Parents may notice that a migraine attack can cause a sudden headache in their child’s eye, forehead, and temples. Children who have migraine headaches may experience temporary visual changes or migraine auras. If the child is trying to avoid bright lights or loud noises, it could be a sign that he or she is suffering from migraine headaches.
These things can increase the intensity of headaches. The best way to relieve headaches is to sleep. Your preschooler may look sick with abdominal pain, queasiness and a strong desire to sleep. You should look out for signs such as irritability, crying, and a desire to sleep in a darkened room. Most medical professionals agree that migraine headache attacks can be triggered by emotional or physical stress, hyperthermia, and certain food groups.
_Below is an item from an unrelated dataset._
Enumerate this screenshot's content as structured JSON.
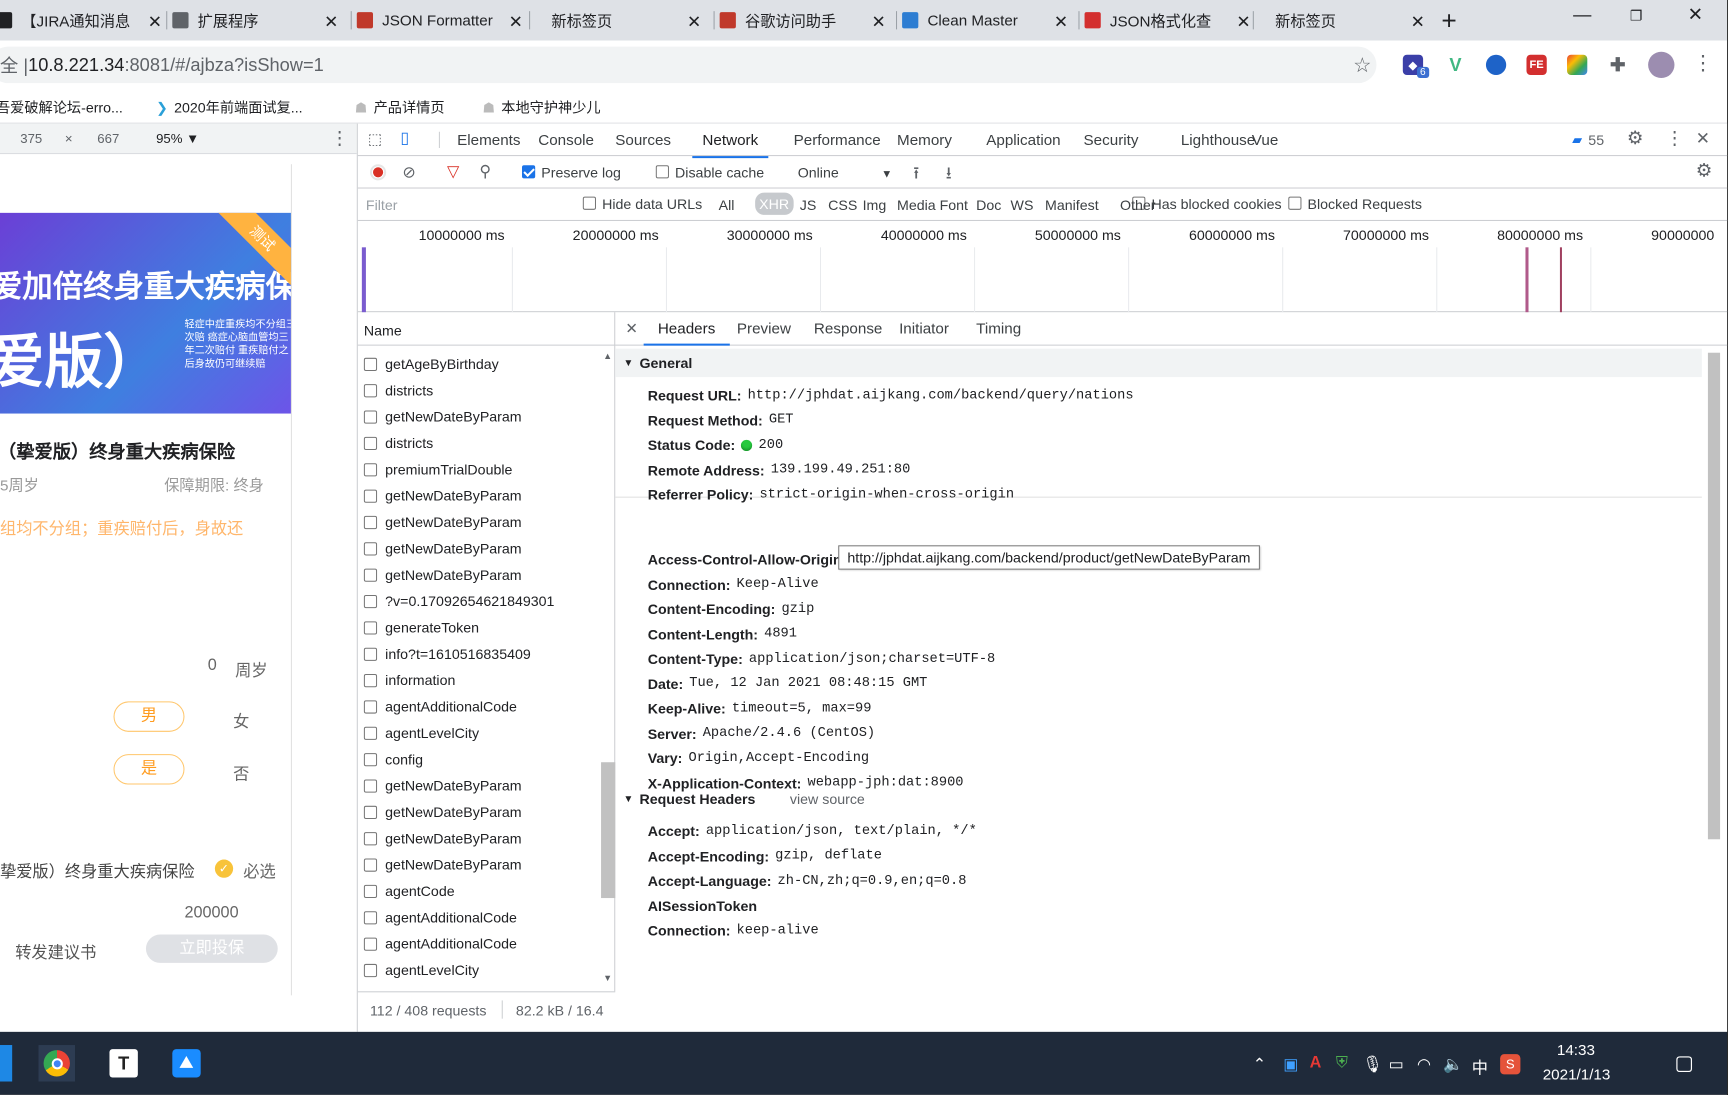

It is important to identify the cause of the attack, pain and symptoms, and how to manage them. Parents should take their children to the doctor if they suspect that their child is suffering from severe headaches or migraines.
After the tests and assessment are complete, the doctor will give the most accurate diagnosis. Migraine headaches in children are generally not life-threatening. The doctor can assure you that there is no serious medical condition. If it is, a treatment plan is developed.